Financial Fraud Detection Study - Based on Logit Model
DOI:
https://doi.org/10.70088/r74m3975Keywords:
logit model, financial fraud, discrete choice model, binary classificationAbstract
The problem of financial fraud has always been a key issue of concern for researchers at home and abroad, and financial fraud of listed companies occurs from time to time at home and abroad, which produces a huge loss of interest for investors as well as the downturn and instability of the capital market, for this reason, it is necessary to carry out a study on the detection of financial fraud.

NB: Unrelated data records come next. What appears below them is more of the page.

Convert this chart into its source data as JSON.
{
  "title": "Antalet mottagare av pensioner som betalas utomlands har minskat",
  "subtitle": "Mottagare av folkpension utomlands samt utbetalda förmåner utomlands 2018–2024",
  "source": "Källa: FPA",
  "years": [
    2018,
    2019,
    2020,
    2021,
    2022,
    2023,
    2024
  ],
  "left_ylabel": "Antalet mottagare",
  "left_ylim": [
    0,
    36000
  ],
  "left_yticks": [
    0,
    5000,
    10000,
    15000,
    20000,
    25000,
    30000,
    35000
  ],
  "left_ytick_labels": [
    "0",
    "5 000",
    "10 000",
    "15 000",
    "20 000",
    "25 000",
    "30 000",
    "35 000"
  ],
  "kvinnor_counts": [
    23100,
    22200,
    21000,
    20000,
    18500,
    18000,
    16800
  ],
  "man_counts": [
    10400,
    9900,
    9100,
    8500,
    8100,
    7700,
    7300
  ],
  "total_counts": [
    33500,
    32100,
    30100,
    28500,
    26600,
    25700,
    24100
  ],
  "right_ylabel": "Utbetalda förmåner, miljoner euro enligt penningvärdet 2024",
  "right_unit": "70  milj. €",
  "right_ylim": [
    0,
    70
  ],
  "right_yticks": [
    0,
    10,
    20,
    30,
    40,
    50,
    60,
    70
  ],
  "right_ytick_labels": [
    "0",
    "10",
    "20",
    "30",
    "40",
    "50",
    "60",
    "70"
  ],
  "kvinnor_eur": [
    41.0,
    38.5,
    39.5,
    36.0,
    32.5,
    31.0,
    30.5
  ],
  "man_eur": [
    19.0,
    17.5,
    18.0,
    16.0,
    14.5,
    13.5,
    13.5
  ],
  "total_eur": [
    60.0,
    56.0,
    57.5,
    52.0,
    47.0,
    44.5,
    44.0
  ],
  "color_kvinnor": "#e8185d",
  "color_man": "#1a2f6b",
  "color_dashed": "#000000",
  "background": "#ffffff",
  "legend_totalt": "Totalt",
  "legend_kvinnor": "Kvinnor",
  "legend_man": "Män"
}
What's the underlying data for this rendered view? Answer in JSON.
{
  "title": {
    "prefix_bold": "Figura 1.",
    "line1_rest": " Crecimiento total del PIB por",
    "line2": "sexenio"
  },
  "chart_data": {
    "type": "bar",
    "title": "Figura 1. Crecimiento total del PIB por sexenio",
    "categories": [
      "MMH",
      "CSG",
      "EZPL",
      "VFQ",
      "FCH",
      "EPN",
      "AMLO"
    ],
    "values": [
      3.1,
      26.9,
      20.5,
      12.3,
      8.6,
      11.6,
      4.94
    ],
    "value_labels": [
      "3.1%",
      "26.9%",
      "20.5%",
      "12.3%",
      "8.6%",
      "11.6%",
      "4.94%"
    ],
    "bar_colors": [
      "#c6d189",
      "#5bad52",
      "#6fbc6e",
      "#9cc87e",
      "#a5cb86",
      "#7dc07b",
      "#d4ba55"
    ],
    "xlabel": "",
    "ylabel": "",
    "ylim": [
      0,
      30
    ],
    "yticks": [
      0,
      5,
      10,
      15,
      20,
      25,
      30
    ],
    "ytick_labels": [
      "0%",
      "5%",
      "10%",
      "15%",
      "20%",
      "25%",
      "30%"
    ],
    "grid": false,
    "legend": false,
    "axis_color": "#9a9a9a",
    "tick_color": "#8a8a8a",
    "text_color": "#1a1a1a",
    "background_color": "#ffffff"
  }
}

This paper analyzes the financial fraud detection of Chinese listed companies by establishing a Logit model, firstly, obtain the financial statement sample data of Chinese listed companies from CSMAR, and divide the sample into training set and test set with the ratio of 9:1 to preprocess the sample data and fill in the missing values; secondly, this paper selects the financial statement data, and based on the previous research, selects the characteristics that are related to the risk of financial fraud and constitute the risk of financial fraud. high features, and constitute the feature indicators for financial fraud detection; again, since detecting financial fraud is a binary classification problem, the sample is divided into fraudulent companies and normal companies, so this paper studies the financial fraud problem through the discrete choice model in the econometric model, constructs a Logit model, conducts a goodness-of-fit test on the sample data of CSMAR, and estimates the parameters using the method of maximum likelihood estimation ; finally, the test set data is used to test the model's ability to predict financial fraud.